Talebelerinden biri;
"Efendim zât-ı âliniz için, tatlı menbâ suyu getirmişler içer misiniz?" diyerek ikrâm etti.
Suyu alıp içti. Kalanıyla da abdest aldı. Sabah namazını cemâatle kıldıktan sonra, her zaman çıktığı minderin üzerine çıkıp, kıbleye doğru bağdaş kurup oturdu. Her zaman olduğu gibi tesbihi elinde idi. O hâlde hiç kimse ile konuşmadı. Herkes onun uyuduğunu zannedip yavaşça oradan ayrıldı.

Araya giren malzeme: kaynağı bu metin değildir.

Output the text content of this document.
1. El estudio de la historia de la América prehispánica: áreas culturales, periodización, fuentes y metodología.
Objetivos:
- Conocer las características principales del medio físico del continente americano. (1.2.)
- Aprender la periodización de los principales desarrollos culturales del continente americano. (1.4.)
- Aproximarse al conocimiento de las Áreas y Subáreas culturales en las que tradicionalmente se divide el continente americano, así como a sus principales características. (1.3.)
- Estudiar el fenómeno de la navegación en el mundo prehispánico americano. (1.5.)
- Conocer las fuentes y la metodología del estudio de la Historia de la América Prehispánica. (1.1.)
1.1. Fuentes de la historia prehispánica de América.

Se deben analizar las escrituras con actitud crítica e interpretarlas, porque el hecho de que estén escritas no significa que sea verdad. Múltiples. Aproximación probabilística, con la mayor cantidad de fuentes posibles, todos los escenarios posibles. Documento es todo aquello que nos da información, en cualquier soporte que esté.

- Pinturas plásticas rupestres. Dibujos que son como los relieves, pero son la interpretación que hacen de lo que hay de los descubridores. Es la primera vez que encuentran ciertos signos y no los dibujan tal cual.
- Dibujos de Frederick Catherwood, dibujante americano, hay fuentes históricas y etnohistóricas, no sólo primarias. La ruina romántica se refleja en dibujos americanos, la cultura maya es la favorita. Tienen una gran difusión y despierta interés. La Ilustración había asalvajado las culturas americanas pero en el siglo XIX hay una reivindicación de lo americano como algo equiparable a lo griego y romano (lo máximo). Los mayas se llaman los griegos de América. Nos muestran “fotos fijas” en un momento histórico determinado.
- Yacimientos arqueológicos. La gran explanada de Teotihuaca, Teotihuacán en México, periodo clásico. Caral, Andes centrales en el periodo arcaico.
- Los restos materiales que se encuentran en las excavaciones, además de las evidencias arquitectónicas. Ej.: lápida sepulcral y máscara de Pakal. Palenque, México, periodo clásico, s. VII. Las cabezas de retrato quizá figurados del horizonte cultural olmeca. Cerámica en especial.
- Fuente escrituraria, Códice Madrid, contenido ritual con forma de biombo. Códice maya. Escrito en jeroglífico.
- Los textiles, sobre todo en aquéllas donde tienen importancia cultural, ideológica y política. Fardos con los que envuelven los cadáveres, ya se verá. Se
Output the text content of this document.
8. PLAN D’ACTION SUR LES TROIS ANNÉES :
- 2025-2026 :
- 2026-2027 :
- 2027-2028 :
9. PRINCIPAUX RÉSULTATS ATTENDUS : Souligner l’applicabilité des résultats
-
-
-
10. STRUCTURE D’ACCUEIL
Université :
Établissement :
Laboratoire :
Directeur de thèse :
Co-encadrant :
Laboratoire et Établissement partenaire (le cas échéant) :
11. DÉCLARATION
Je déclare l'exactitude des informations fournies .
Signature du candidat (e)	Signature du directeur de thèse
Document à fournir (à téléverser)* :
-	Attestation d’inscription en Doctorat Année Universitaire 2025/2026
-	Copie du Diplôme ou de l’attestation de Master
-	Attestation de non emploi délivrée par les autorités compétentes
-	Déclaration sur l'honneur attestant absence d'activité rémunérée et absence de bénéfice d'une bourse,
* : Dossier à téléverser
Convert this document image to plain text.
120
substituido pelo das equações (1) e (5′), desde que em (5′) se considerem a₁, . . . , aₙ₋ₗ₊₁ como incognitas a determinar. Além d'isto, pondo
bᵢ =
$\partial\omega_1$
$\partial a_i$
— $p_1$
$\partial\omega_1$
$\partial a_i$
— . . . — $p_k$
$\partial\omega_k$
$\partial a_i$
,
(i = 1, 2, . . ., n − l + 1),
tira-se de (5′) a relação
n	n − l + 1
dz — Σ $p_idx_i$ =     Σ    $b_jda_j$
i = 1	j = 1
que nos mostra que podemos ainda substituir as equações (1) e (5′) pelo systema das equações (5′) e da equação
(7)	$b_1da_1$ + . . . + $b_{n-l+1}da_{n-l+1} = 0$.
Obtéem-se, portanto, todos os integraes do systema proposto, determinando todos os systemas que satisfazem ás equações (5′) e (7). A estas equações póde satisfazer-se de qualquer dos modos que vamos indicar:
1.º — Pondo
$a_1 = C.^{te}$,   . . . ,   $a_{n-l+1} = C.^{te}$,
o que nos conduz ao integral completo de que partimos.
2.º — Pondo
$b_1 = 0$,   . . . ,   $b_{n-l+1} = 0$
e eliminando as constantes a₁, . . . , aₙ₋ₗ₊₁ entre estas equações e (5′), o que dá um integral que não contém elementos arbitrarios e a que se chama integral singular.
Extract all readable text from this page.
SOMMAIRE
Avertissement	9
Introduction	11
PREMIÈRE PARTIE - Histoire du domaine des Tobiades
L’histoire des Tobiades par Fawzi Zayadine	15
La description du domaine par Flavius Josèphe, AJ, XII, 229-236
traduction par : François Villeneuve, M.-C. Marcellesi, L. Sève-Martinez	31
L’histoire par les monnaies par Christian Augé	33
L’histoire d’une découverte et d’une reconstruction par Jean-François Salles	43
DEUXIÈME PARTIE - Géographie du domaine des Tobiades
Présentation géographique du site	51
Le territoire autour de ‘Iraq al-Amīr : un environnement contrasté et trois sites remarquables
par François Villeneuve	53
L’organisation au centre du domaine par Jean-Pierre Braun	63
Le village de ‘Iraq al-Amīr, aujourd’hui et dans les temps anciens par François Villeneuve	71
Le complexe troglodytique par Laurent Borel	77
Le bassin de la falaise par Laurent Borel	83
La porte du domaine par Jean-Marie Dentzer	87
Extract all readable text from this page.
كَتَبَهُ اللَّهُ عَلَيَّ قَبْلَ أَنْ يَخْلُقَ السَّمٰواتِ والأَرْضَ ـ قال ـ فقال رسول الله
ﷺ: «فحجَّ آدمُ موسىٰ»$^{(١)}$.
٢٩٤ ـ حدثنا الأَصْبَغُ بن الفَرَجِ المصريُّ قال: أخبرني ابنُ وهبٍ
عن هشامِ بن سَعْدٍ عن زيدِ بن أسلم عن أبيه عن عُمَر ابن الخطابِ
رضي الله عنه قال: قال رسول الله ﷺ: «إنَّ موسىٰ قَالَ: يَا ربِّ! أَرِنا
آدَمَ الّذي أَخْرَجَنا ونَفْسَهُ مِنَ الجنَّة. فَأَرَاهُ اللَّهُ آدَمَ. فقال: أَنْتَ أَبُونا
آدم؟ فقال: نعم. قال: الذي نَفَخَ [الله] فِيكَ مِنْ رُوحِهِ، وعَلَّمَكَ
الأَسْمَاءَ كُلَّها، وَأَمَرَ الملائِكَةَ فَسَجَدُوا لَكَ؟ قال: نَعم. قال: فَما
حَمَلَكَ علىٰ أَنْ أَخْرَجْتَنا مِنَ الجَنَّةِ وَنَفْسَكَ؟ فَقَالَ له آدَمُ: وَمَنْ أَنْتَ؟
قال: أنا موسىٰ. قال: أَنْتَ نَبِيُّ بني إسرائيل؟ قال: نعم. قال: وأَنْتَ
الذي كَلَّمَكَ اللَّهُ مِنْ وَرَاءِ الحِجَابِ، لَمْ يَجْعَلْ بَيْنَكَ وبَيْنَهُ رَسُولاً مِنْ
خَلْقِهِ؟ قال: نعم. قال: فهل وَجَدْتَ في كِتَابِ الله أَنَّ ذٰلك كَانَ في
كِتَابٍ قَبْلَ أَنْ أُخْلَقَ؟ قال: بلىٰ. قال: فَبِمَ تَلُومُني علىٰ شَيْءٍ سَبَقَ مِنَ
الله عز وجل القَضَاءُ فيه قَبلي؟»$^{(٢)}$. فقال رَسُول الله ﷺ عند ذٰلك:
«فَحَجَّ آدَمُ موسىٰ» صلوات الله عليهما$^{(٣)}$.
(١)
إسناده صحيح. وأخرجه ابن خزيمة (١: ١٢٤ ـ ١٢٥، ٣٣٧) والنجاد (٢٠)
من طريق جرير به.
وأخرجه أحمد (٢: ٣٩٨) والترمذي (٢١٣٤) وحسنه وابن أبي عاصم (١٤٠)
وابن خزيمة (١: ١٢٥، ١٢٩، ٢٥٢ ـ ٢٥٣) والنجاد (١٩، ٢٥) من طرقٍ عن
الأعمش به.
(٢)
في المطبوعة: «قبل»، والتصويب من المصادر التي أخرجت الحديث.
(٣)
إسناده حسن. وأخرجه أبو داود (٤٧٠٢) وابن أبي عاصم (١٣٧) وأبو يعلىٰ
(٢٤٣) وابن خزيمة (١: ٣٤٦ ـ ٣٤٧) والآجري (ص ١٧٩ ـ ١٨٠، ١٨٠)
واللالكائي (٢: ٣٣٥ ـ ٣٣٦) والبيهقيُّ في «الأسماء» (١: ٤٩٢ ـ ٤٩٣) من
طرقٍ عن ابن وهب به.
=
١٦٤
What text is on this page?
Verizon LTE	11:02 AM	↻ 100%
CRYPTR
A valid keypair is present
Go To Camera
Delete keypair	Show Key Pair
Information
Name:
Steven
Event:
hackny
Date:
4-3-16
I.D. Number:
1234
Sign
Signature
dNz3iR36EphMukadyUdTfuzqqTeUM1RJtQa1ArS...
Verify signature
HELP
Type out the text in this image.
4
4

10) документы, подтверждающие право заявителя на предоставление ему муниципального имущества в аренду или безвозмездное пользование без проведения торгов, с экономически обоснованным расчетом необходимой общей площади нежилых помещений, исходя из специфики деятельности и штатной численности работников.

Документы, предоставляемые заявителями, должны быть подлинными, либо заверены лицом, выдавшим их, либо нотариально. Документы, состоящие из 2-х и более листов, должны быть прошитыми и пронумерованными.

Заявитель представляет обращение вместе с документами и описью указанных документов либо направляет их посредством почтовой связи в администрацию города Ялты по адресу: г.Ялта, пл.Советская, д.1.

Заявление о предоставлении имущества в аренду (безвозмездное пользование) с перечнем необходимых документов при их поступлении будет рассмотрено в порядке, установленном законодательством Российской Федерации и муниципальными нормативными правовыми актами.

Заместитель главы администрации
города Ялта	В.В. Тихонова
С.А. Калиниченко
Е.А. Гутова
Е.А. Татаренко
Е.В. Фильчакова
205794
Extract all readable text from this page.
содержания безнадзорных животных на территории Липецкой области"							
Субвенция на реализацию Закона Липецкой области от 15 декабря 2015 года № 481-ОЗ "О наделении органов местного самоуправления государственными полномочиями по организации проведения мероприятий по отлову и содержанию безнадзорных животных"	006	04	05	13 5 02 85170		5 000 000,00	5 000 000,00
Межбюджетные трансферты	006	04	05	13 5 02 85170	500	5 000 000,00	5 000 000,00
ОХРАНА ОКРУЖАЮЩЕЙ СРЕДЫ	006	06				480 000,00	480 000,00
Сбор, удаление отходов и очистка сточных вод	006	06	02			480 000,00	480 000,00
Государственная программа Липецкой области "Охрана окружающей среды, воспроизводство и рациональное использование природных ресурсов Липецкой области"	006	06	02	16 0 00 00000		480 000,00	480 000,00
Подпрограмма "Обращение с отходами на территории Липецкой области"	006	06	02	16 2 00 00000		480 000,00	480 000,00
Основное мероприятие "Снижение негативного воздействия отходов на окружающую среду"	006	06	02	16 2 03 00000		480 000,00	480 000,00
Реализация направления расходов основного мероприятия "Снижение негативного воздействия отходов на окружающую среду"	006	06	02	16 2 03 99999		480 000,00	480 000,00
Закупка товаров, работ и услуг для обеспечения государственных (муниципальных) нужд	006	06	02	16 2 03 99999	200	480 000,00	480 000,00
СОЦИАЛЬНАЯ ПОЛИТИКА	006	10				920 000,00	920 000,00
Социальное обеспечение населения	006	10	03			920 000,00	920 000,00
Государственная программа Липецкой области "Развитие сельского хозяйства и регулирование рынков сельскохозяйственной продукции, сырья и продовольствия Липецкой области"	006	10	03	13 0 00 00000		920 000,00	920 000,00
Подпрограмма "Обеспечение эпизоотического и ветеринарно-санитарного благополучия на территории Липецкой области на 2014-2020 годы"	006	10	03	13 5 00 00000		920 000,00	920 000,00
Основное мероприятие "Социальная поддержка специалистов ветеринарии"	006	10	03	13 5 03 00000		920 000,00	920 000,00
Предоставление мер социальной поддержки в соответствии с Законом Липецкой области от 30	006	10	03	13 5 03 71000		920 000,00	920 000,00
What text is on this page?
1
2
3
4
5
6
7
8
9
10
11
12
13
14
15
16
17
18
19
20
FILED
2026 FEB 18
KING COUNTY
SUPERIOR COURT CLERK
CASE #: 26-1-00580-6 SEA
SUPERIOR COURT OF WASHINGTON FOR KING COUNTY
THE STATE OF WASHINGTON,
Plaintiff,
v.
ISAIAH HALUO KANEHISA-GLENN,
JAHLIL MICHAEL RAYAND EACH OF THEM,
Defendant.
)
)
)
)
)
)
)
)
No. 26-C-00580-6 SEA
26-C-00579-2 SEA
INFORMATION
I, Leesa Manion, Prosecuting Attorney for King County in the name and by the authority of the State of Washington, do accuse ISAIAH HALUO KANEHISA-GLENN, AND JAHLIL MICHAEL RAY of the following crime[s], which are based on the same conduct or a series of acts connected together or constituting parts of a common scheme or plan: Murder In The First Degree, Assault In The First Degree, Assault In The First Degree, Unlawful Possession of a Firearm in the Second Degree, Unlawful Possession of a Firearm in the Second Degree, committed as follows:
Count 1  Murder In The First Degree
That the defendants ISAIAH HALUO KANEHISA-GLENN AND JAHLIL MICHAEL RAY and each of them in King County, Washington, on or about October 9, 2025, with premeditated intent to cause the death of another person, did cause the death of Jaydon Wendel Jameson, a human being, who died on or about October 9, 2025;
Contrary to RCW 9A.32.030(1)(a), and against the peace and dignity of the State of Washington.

Bir ara hizmetçisi bir şey sormak için yanına girdi. Uyuyor zannederek geri çıktı. Bir süre sonra; "Hocamız bu kadar geç kalmazdı!" diye düşünerek, tekrar odaya girdi ve;
"Yâ Seyyidî, ey efendim!" diye seslendi. Ebû Osman el-Yuneynî hiç ses vermedi. Yanına gidip baktığında, vefât ettiğini gördü. Hemen Melik Emced'e haber verdiler. Derhal dergâha geldi. Ebû Osman Abdullah'ın hiç renginin değişmediğini ve bağdaş kurmuş bir hâlde vefât etmiş olduğunu gördü. Cenâze işlerine başladıklarında Müezzin Dâvûd gelip, Ebû Osman Abdullah'ı yıkadı. O zaman Müezzin Dâvûd'a;
"Yarın sabah bak neler olacak." demesinin, vefâtına işâret olduğunu anladılar. Vasiyeti üzere, talebeleriyle altında sohbet ettiği ağacın dibine defnedildi. Daha sonra buraya velilerden pek çok kimse defnedildi.
Abdullah bin Abdülazîz el-Yuneynîhazretleri bir şiiri devamlı okuyup, ağlardı. Bu şiirin mânâsı şöyledir:
"Ey benim şefâatçım! Bütün arzum, özlem ve iştiyâkım sizedir. Bütün kerîmler, cömertler kendilerinden şefâat istenilince kâbûl ederler. Benim özrüm, sizin arzunuzda esir olmaktır. Aşk ateşiyle yanıp esir olan kişilerin boynu bükük olur. Benim size olan bu özrümü kâbûl ederseniz ne iyi ve ne güzeldir. Eğer kabûl etmezseniz, seven büyük bir yük yüklenmiştir. Size karşı benim sabrım vardır. Benim için bu sevgiliye kavuşmak, ulaşmak vardır."
BUNLAR ŞARAPTI
Kâdı Yâkûb şöyle anlatır:
Birgün Şam'da bir mescidin kenarındaydım. Orada bir köprü vardı. Hava çok sıcaktı. Abdullah el-Yuneynî, abdest almak için dereye indi. O sırada bir nasrânî, şarap yüklü katırı ile köprüden geçiyordu. Katır bir ara ürktü ve yük yere yıkıldı. Çevrede başka kimse yoktu. Abdullah el-Yuneynî, yukarı çıkıp bana;
"Yükü yüklemeye yardım et!" dedi.
Nasrânîye yardım ettim ve yükü katıra yükledik. Nasrânî, oradan uzaklaşıp gitti. Kendi kendime; "Bu zât böyle yapmamı niye istedi?" diye düşündüm. Sonra nasrânîyi tâkib ettim. Nasrânî, katırıyla şarap satan bir dükkânın önüne geldi. Katırdaki yükü indirip açtı. Hepsi sirke olmuştu.
Şarap satıcısı;
"Yazıklar olsun sana! Senden şarap getirmeni istedim. Bunlar sirke!" dedi.
Nasrânî hayretten dona kalmıştı. Şaşkınlığından ağlamağa başladı ve;
"Bunlar şaraptı. Fakat neden sirke oldu sebebini anladım!" diyerek hemen katırını bir yere bağladı. Doğru Abdullah bin Abdülazîz hazretlerinin dergâhına koştu. Huzûruna girer girmez: "Eşhedü enlâ ilâhe illallah ve eşhedü enne Muhammeden abdühû ve resûlühü." diyerek müslüman oldu ve artık huzûrundan ayrılmayıp talebeleri arasına girdi.